Está cumplido. Jesús llega a la parte final de su agonía. Se encuentra al límite de sus fuerzas. Había dicho en una ocasión: «Mi alimento es hacer la voluntad del que me ha enviado y llevar a cabo su obra» (Jn 4,34). Hacer la voluntad del Padre lo ha sostenido y le ha dado fuerza para llegar hasta aquí. El trabajo de llevar a cabo la obra del Padre es algo que lo desgasta, pero que, al mismo tiempo, lo sostiene. 

Ha cumplido la misión que compete a su vida terrena. Por medio de Jesús, Dios se ha hecho presente en medio de su pueblo, consolándolo. Ha fundado su Iglesia en María y Juan, en el ministerio de Pedro y en el sacerdocio. Ha dado el evangelio a la Iglesia y ha instituido los sacramentos. Ha cumplido las profecías según las cuales «el Mesías tenía que padecer» (Lc 24,46). Se ha ofrecido al Padre por nosotros, para el perdón de los pecados. Nos ha amado hasta el extremo. Ha cargado con todo esto y lo ha conducido hasta su fin, que es la glorificación del Padre. 

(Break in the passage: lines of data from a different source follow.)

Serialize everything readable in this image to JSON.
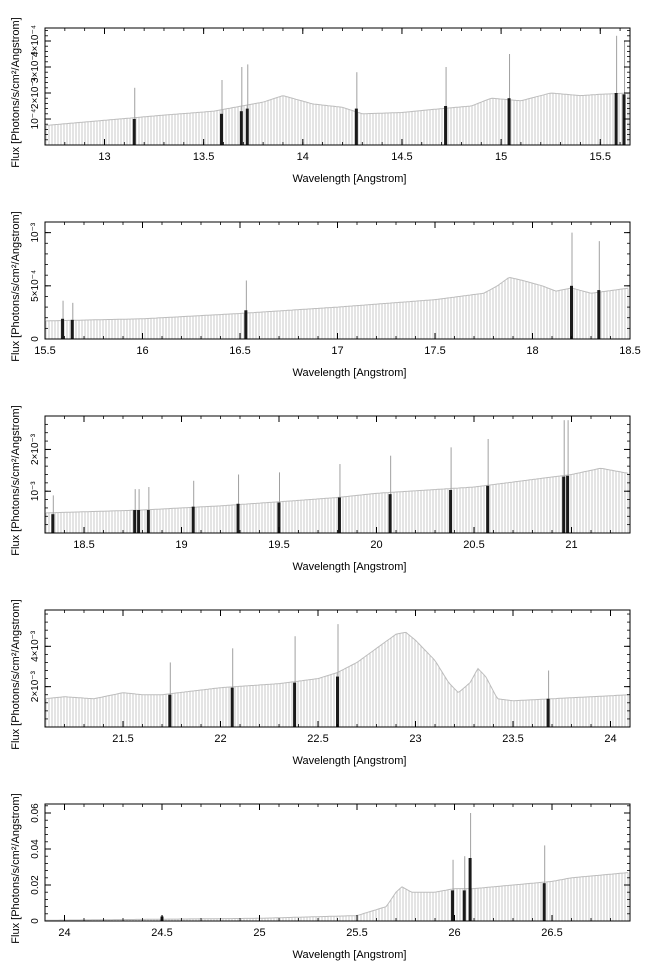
{
  "chart_data": [
    {
      "type": "bar",
      "panel": 1,
      "xlabel": "Wavelength [Angstrom]",
      "ylabel": "Flux [Photons/s/cm²/Angstrom]",
      "xlim": [
        12.7,
        15.65
      ],
      "ylim": [
        0,
        0.00045
      ],
      "xticks": [
        13,
        13.5,
        14,
        14.5,
        15,
        15.5
      ],
      "xtick_labels": [
        "13",
        "13.5",
        "14",
        "14.5",
        "15",
        "15.5"
      ],
      "yticks": [
        0.0001,
        0.0002,
        0.0003,
        0.0004
      ],
      "ytick_labels": [
        "10⁻⁴",
        "2×10⁻⁴",
        "3×10⁻⁴",
        "4×10⁻⁴"
      ],
      "continuum": [
        [
          12.7,
          7.5e-05
        ],
        [
          13.0,
          9.5e-05
        ],
        [
          13.3,
          0.000115
        ],
        [
          13.55,
          0.00013
        ],
        [
          13.8,
          0.000165
        ],
        [
          13.9,
          0.00019
        ],
        [
          13.97,
          0.000175
        ],
        [
          14.05,
          0.000158
        ],
        [
          14.2,
          0.000145
        ],
        [
          14.3,
          0.00012
        ],
        [
          14.5,
          0.000125
        ],
        [
          14.7,
          0.00014
        ],
        [
          14.85,
          0.00015
        ],
        [
          14.95,
          0.00018
        ],
        [
          15.1,
          0.00017
        ],
        [
          15.25,
          0.0002
        ],
        [
          15.4,
          0.00019
        ],
        [
          15.5,
          0.000195
        ],
        [
          15.65,
          0.0002
        ]
      ],
      "lines": [
        {
          "x": 13.15,
          "value": 0.0001,
          "err": 0.00022
        },
        {
          "x": 13.59,
          "value": 0.00012,
          "err": 0.00025
        },
        {
          "x": 13.69,
          "value": 0.00013,
          "err": 0.0003
        },
        {
          "x": 13.72,
          "value": 0.00014,
          "err": 0.00031
        },
        {
          "x": 14.27,
          "value": 0.00014,
          "err": 0.00028
        },
        {
          "x": 14.72,
          "value": 0.00015,
          "err": 0.0003
        },
        {
          "x": 15.04,
          "value": 0.00018,
          "err": 0.00035
        },
        {
          "x": 15.58,
          "value": 0.0002,
          "err": 0.00042
        },
        {
          "x": 15.62,
          "value": 0.000195,
          "err": 0.0004
        }
      ]
    },
    {
      "type": "bar",
      "panel": 2,
      "xlabel": "Wavelength [Angstrom]",
      "ylabel": "Flux [Photons/s/cm²/Angstrom]",
      "xlim": [
        15.5,
        18.5
      ],
      "ylim": [
        0,
        0.0011
      ],
      "xticks": [
        15.5,
        16,
        16.5,
        17,
        17.5,
        18,
        18.5
      ],
      "xtick_labels": [
        "15.5",
        "16",
        "16.5",
        "17",
        "17.5",
        "18",
        "18.5"
      ],
      "yticks": [
        0,
        0.0005,
        0.001
      ],
      "ytick_labels": [
        "0",
        "5×10⁻⁴",
        "10⁻³"
      ],
      "continuum": [
        [
          15.5,
          0.00017
        ],
        [
          16.0,
          0.00019
        ],
        [
          16.5,
          0.00024
        ],
        [
          17.0,
          0.0003
        ],
        [
          17.5,
          0.00037
        ],
        [
          17.75,
          0.00043
        ],
        [
          17.82,
          0.0005
        ],
        [
          17.88,
          0.00058
        ],
        [
          17.95,
          0.00055
        ],
        [
          18.05,
          0.0005
        ],
        [
          18.12,
          0.00045
        ],
        [
          18.2,
          0.00048
        ],
        [
          18.3,
          0.00043
        ],
        [
          18.5,
          0.00048
        ]
      ],
      "lines": [
        {
          "x": 15.59,
          "value": 0.00019,
          "err": 0.00036
        },
        {
          "x": 15.64,
          "value": 0.00018,
          "err": 0.00034
        },
        {
          "x": 16.53,
          "value": 0.00027,
          "err": 0.00055
        },
        {
          "x": 18.2,
          "value": 0.0005,
          "err": 0.001
        },
        {
          "x": 18.34,
          "value": 0.00046,
          "err": 0.00092
        }
      ]
    },
    {
      "type": "bar",
      "panel": 3,
      "xlabel": "Wavelength [Angstrom]",
      "ylabel": "Flux [Photons/s/cm²/Angstrom]",
      "xlim": [
        18.3,
        21.3
      ],
      "ylim": [
        0,
        0.0028
      ],
      "xticks": [
        18.5,
        19,
        19.5,
        20,
        20.5,
        21
      ],
      "xtick_labels": [
        "18.5",
        "19",
        "19.5",
        "20",
        "20.5",
        "21"
      ],
      "yticks": [
        0.001,
        0.002
      ],
      "ytick_labels": [
        "10⁻³",
        "2×10⁻³"
      ],
      "continuum": [
        [
          18.3,
          0.00048
        ],
        [
          18.8,
          0.00055
        ],
        [
          19.2,
          0.00065
        ],
        [
          19.6,
          0.00078
        ],
        [
          19.8,
          0.00085
        ],
        [
          20.0,
          0.00095
        ],
        [
          20.5,
          0.0011
        ],
        [
          21.0,
          0.0014
        ],
        [
          21.15,
          0.00155
        ],
        [
          21.3,
          0.00142
        ]
      ],
      "lines": [
        {
          "x": 18.34,
          "value": 0.00045,
          "err": 0.0009
        },
        {
          "x": 18.76,
          "value": 0.00055,
          "err": 0.00105
        },
        {
          "x": 18.78,
          "value": 0.00055,
          "err": 0.00105
        },
        {
          "x": 18.83,
          "value": 0.00055,
          "err": 0.0011
        },
        {
          "x": 19.06,
          "value": 0.00063,
          "err": 0.00125
        },
        {
          "x": 19.29,
          "value": 0.0007,
          "err": 0.0014
        },
        {
          "x": 19.5,
          "value": 0.00073,
          "err": 0.00145
        },
        {
          "x": 19.81,
          "value": 0.00085,
          "err": 0.00165
        },
        {
          "x": 20.07,
          "value": 0.00093,
          "err": 0.00185
        },
        {
          "x": 20.38,
          "value": 0.00103,
          "err": 0.00205
        },
        {
          "x": 20.57,
          "value": 0.00113,
          "err": 0.00225
        },
        {
          "x": 20.96,
          "value": 0.00135,
          "err": 0.0027
        },
        {
          "x": 20.98,
          "value": 0.00137,
          "err": 0.0027
        }
      ]
    },
    {
      "type": "bar",
      "panel": 4,
      "xlabel": "Wavelength [Angstrom]",
      "ylabel": "Flux [Photons/s/cm²/Angstrom]",
      "xlim": [
        21.1,
        24.1
      ],
      "ylim": [
        0,
        0.0058
      ],
      "xticks": [
        21.5,
        22,
        22.5,
        23,
        23.5,
        24
      ],
      "xtick_labels": [
        "21.5",
        "22",
        "22.5",
        "23",
        "23.5",
        "24"
      ],
      "yticks": [
        0.002,
        0.004
      ],
      "ytick_labels": [
        "2×10⁻³",
        "4×10⁻³"
      ],
      "continuum": [
        [
          21.1,
          0.0014
        ],
        [
          21.2,
          0.0015
        ],
        [
          21.35,
          0.0014
        ],
        [
          21.5,
          0.0017
        ],
        [
          21.6,
          0.0016
        ],
        [
          21.7,
          0.0016
        ],
        [
          22.0,
          0.00195
        ],
        [
          22.3,
          0.00215
        ],
        [
          22.5,
          0.0024
        ],
        [
          22.6,
          0.0027
        ],
        [
          22.7,
          0.0032
        ],
        [
          22.8,
          0.0039
        ],
        [
          22.9,
          0.0046
        ],
        [
          22.95,
          0.0047
        ],
        [
          23.0,
          0.0043
        ],
        [
          23.1,
          0.0033
        ],
        [
          23.17,
          0.0022
        ],
        [
          23.22,
          0.0017
        ],
        [
          23.28,
          0.0022
        ],
        [
          23.32,
          0.0029
        ],
        [
          23.36,
          0.0025
        ],
        [
          23.42,
          0.0014
        ],
        [
          23.5,
          0.0013
        ],
        [
          23.7,
          0.0014
        ],
        [
          24.1,
          0.0016
        ]
      ],
      "lines": [
        {
          "x": 21.74,
          "value": 0.0016,
          "err": 0.0032
        },
        {
          "x": 22.06,
          "value": 0.00195,
          "err": 0.0039
        },
        {
          "x": 22.38,
          "value": 0.0022,
          "err": 0.0045
        },
        {
          "x": 22.6,
          "value": 0.0025,
          "err": 0.0051
        },
        {
          "x": 23.68,
          "value": 0.0014,
          "err": 0.0028
        }
      ]
    },
    {
      "type": "bar",
      "panel": 5,
      "xlabel": "Wavelength [Angstrom]",
      "ylabel": "Flux [Photons/s/cm²/Angstrom]",
      "xlim": [
        23.9,
        26.9
      ],
      "ylim": [
        0,
        0.065
      ],
      "xticks": [
        24,
        24.5,
        25,
        25.5,
        26,
        26.5
      ],
      "xtick_labels": [
        "24",
        "24.5",
        "25",
        "25.5",
        "26",
        "26.5"
      ],
      "yticks": [
        0,
        0.02,
        0.04,
        0.06
      ],
      "ytick_labels": [
        "0",
        "0.02",
        "0.04",
        "0.06"
      ],
      "continuum": [
        [
          23.9,
          0.0004
        ],
        [
          24.5,
          0.001
        ],
        [
          25.0,
          0.0015
        ],
        [
          25.5,
          0.003
        ],
        [
          25.65,
          0.008
        ],
        [
          25.7,
          0.016
        ],
        [
          25.73,
          0.019
        ],
        [
          25.78,
          0.016
        ],
        [
          25.9,
          0.016
        ],
        [
          26.0,
          0.018
        ],
        [
          26.1,
          0.018
        ],
        [
          26.3,
          0.02
        ],
        [
          26.5,
          0.022
        ],
        [
          26.6,
          0.024
        ],
        [
          26.9,
          0.027
        ]
      ],
      "lines": [
        {
          "x": 24.5,
          "value": 0.0025,
          "err": 0.003
        },
        {
          "x": 25.99,
          "value": 0.017,
          "err": 0.034
        },
        {
          "x": 26.05,
          "value": 0.017,
          "err": 0.036
        },
        {
          "x": 26.08,
          "value": 0.035,
          "err": 0.06
        },
        {
          "x": 26.46,
          "value": 0.021,
          "err": 0.042
        }
      ]
    }
  ]
}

Todo. Jesús realiza la obra del Padre de modo integral. No ha dejado cabos sueltos. Esto lo ha implicado del todo. Ha consumado la obra del Padre dejándose consumir por ella. De ello podemos aprender. El Señor nos ha encomendado a cada uno de nosotros cumplir un aspecto de su obra en el mundo, según la vocación de cada uno. Cuando cumplimos esta tarea, con frecuencia decimos: «Hago lo que puedo». Y está bien. 

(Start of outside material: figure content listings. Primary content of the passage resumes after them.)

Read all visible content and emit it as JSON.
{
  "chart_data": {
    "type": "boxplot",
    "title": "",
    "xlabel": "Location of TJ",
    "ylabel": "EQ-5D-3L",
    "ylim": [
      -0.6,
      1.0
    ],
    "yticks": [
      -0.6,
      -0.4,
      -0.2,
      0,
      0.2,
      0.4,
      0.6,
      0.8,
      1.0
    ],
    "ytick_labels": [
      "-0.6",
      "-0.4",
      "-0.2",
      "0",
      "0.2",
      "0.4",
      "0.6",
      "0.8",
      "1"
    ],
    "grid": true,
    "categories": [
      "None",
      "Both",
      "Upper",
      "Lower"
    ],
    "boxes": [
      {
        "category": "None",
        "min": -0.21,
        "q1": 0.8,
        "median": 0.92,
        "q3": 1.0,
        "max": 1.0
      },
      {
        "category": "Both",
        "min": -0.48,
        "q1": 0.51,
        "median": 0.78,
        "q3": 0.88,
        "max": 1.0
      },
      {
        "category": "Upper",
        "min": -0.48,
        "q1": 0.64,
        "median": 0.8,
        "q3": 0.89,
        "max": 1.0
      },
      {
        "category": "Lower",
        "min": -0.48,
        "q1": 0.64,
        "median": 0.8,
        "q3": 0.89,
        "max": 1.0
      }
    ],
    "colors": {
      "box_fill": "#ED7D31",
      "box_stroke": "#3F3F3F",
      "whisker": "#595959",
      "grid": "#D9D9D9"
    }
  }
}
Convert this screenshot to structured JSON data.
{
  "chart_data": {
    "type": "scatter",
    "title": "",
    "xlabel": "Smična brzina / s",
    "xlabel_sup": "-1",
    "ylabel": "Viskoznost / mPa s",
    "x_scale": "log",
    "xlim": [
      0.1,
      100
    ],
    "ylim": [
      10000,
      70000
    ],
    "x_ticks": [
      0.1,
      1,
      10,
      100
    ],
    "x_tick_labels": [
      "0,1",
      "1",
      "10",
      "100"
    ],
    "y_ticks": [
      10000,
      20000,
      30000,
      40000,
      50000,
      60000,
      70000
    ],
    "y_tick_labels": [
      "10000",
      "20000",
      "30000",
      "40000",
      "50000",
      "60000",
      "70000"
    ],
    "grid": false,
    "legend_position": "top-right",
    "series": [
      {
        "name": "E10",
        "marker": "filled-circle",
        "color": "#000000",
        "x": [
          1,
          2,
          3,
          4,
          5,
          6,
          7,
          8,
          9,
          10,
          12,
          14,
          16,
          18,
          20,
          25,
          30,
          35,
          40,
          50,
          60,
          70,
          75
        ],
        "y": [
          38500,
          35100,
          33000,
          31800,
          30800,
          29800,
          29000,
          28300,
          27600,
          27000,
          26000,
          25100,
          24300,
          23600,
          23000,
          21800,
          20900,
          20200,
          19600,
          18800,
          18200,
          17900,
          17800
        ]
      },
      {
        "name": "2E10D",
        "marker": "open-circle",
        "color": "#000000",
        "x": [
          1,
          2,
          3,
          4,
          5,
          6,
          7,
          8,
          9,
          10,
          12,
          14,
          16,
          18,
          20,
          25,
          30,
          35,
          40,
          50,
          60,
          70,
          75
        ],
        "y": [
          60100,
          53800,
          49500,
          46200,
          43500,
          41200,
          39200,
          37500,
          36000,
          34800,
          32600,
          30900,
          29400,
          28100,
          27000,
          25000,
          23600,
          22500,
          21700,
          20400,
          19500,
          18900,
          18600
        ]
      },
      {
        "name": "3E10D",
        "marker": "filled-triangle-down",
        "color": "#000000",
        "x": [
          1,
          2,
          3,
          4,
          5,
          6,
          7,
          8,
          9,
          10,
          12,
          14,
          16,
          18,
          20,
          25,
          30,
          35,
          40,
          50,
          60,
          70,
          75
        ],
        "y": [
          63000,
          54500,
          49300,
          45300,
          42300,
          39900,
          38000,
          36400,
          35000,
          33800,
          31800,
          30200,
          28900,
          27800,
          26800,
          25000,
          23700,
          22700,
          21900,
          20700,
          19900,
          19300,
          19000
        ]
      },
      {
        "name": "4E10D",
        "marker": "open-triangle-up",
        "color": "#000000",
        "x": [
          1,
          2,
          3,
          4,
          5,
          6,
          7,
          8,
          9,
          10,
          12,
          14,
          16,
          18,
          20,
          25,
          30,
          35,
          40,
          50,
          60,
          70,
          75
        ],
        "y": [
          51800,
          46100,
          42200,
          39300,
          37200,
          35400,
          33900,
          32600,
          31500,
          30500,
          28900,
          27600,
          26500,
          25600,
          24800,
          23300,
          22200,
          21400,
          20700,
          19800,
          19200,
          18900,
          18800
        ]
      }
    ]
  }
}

Al mismo tiempo, mirando al Señor en la cruz, podemos abrirnos a más. La experiencia de nuestras limitaciones no debe convertirse en conformismo. Estas palabras pueden ser una llamada a estar disponibles para que «salgan las cuentas» del Señor, aun a costa de llegar a la agonía final. ¿Escuchamos la llamada? Este camino, por supuesto, es obra de la gracia, una obra que requiere de nosotros apertura a la gracia del «más», del «todo», del «hasta el extremo» (Jn 13,1). No es voluntarismo: es seguimiento del Señor, es unión con él. Solo así es posible. 

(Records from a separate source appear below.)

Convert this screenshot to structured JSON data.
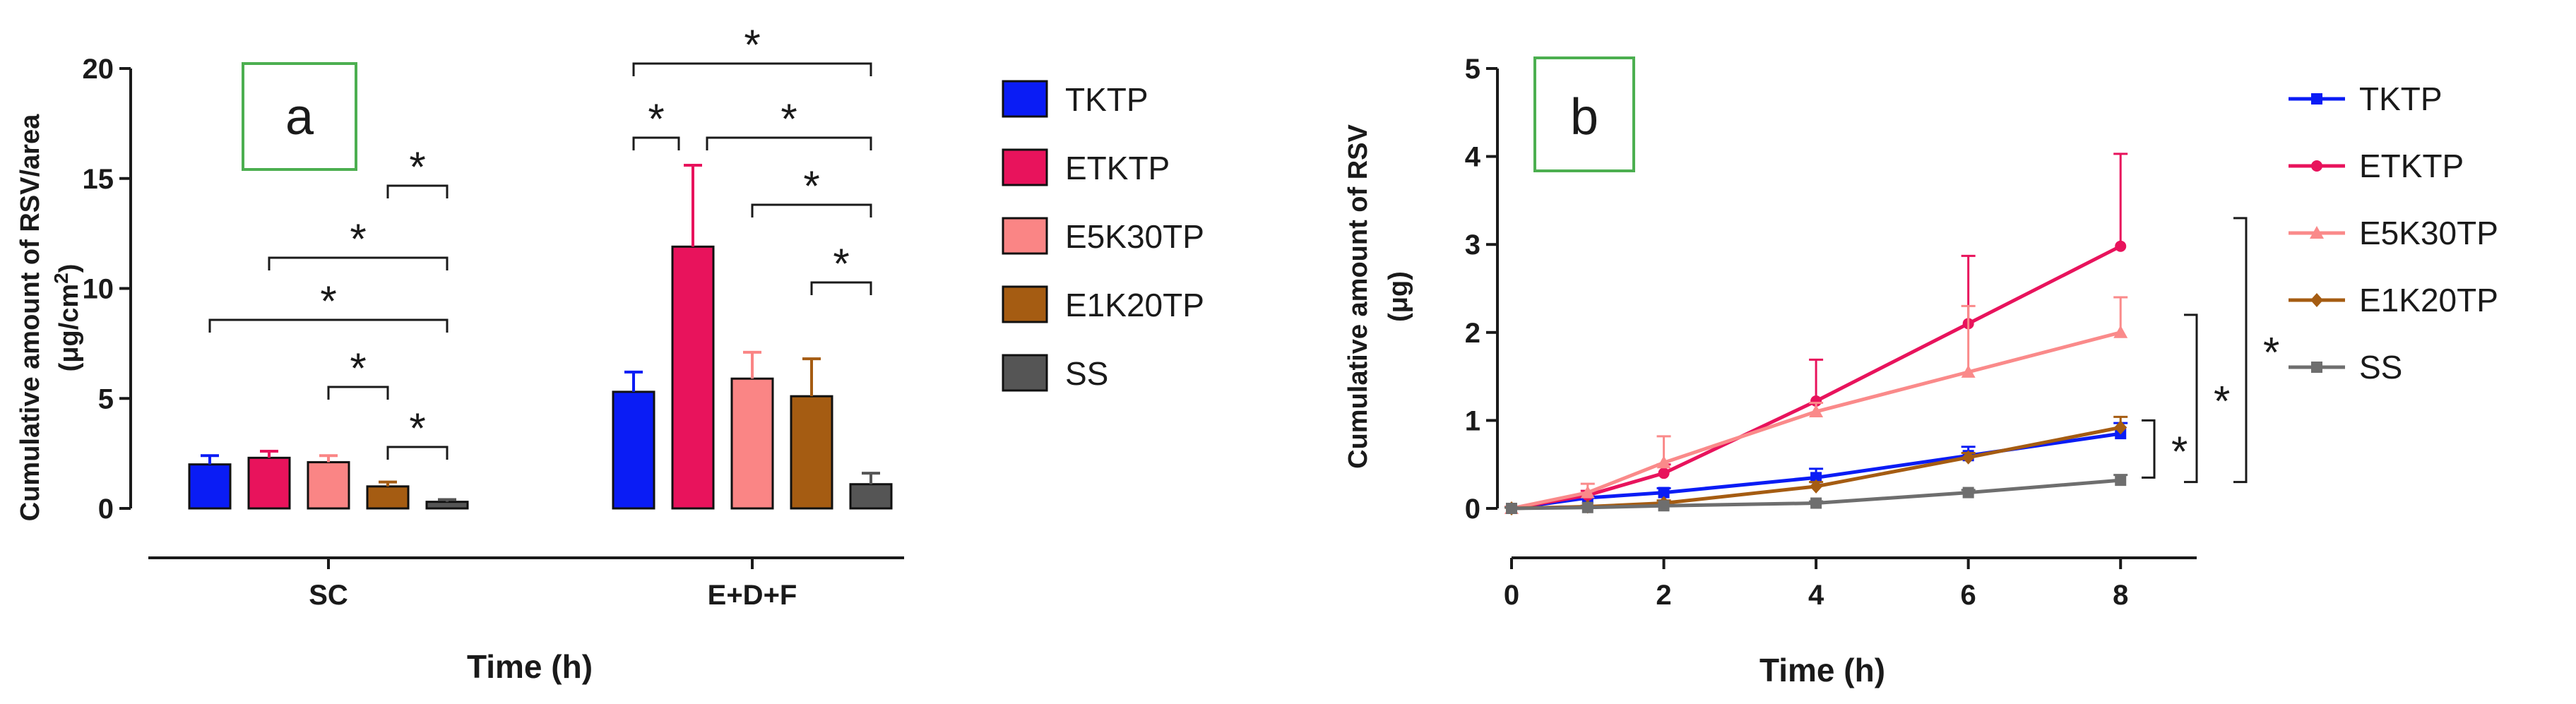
{
  "chart_data": [
    {
      "panel": "a",
      "type": "bar",
      "xlabel": "Time (h)",
      "ylabel_line1": "Cumulative amount of RSV/area",
      "ylabel_line2_main": "(μg/cm",
      "ylabel_line2_sup": "2",
      "ylabel_line2_end": ")",
      "ylim": [
        0,
        20
      ],
      "yticks": [
        "0",
        "5",
        "10",
        "15",
        "20"
      ],
      "categories": [
        "SC",
        "E+D+F"
      ],
      "series": [
        {
          "name": "TKTP",
          "color": "#0a1cf5",
          "values": [
            2.0,
            5.3
          ],
          "errors": [
            0.4,
            0.9
          ]
        },
        {
          "name": "ETKTP",
          "color": "#e8135c",
          "values": [
            2.3,
            11.9
          ],
          "errors": [
            0.3,
            3.7
          ]
        },
        {
          "name": "E5K30TP",
          "color": "#fa8585",
          "values": [
            2.1,
            5.9
          ],
          "errors": [
            0.3,
            1.2
          ]
        },
        {
          "name": "E1K20TP",
          "color": "#a55c12",
          "values": [
            1.0,
            5.1
          ],
          "errors": [
            0.2,
            1.7
          ]
        },
        {
          "name": "SS",
          "color": "#555555",
          "values": [
            0.3,
            1.1
          ],
          "errors": [
            0.1,
            0.5
          ]
        }
      ],
      "significance": [
        {
          "group": 0,
          "from": 2,
          "to": 3,
          "label": "*"
        },
        {
          "group": 0,
          "from": 3,
          "to": 4,
          "label": "*"
        },
        {
          "group": 0,
          "from": 3,
          "to": 4,
          "label": "*",
          "level": "top"
        },
        {
          "group": 0,
          "from": 1,
          "to": 4,
          "label": "*"
        },
        {
          "group": 0,
          "from": 0,
          "to": 4,
          "label": "*"
        },
        {
          "group": 1,
          "from": 3,
          "to": 4,
          "label": "*"
        },
        {
          "group": 1,
          "from": 2,
          "to": 4,
          "label": "*"
        },
        {
          "group": 1,
          "from": 0,
          "to": 1,
          "label": "*"
        },
        {
          "group": 1,
          "from": 1,
          "to": 4,
          "label": "*"
        },
        {
          "group": 1,
          "from": 0,
          "to": 4,
          "label": "*"
        }
      ]
    },
    {
      "panel": "b",
      "type": "line",
      "xlabel": "Time (h)",
      "ylabel_line1": "Cumulative amount of RSV",
      "ylabel_line2": "(μg)",
      "xlim": [
        0,
        9
      ],
      "ylim": [
        0,
        5
      ],
      "xticks": [
        "0",
        "2",
        "4",
        "6",
        "8"
      ],
      "yticks": [
        "0",
        "1",
        "2",
        "3",
        "4",
        "5"
      ],
      "x": [
        0,
        1,
        2,
        4,
        6,
        8
      ],
      "series": [
        {
          "name": "TKTP",
          "color": "#0a1cf5",
          "marker": "square",
          "values": [
            0,
            0.12,
            0.18,
            0.35,
            0.6,
            0.85
          ],
          "errors": [
            0.02,
            0.04,
            0.05,
            0.1,
            0.1,
            0.12
          ]
        },
        {
          "name": "ETKTP",
          "color": "#e8135c",
          "marker": "circle",
          "values": [
            0,
            0.15,
            0.4,
            1.22,
            2.1,
            2.98
          ],
          "errors": [
            0.02,
            0.05,
            0.1,
            0.47,
            0.77,
            1.05
          ]
        },
        {
          "name": "E5K30TP",
          "color": "#fa8a8a",
          "marker": "triangle",
          "values": [
            0,
            0.18,
            0.52,
            1.1,
            1.55,
            2.0
          ],
          "errors": [
            0.02,
            0.1,
            0.3,
            0.1,
            0.75,
            0.4
          ]
        },
        {
          "name": "E1K20TP",
          "color": "#a55c12",
          "marker": "diamond",
          "values": [
            0,
            0.02,
            0.06,
            0.25,
            0.58,
            0.92
          ],
          "errors": [
            0.01,
            0.01,
            0.03,
            0.05,
            0.05,
            0.12
          ]
        },
        {
          "name": "SS",
          "color": "#6e6e6e",
          "marker": "square",
          "values": [
            0,
            0.01,
            0.03,
            0.06,
            0.18,
            0.32
          ],
          "errors": [
            0.01,
            0.01,
            0.01,
            0.02,
            0.03,
            0.06
          ]
        }
      ],
      "significance": [
        {
          "from": 0.35,
          "to": 1.0,
          "label": "*"
        },
        {
          "from": 0.3,
          "to": 2.2,
          "label": "*"
        },
        {
          "from": 0.3,
          "to": 3.3,
          "label": "*"
        }
      ]
    }
  ]
}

Todo está cumplido. Estas palabras tienen la forma de una oración. Es una declaración ante el Padre. Jesús le presenta su obra terminada. Lo hace humildemente, sin exigir que sea aceptada. La ofrece como una oblación. Corresponderá al Padre, si así lo quiere, aceptarla. Esta presentación del Señor es al mismo tiempo abandonar su obra, deponerla ante la presencia del Padre, entregársela para que él obtenga de ella lo que quiera. 

Amado Señor: con frecuencia me he cerrado a la gracia del más. Con frecuencia me he acomodado en el camino, he dejado de caminar. Perdóname. Tú me miras desde la cruz y me llamas. Me dices: dame tu corazón. Solo tú puedes hacer el milagro de que este corazón supere su tibieza y arda con el fuego de la caridad. Quiero responder a tu llamada. Ayúdame a asumir mi tarea con amor, el amor que mueve a la acción. El amor que alimenta y da fuerzas para llegar hasta la meta. Me has amado hasta el extremo. Que yo te ame, con tu gracia, de este mismo modo.

«Padre: en tus manos encomiendo mi espíritu» (Lc 23,46)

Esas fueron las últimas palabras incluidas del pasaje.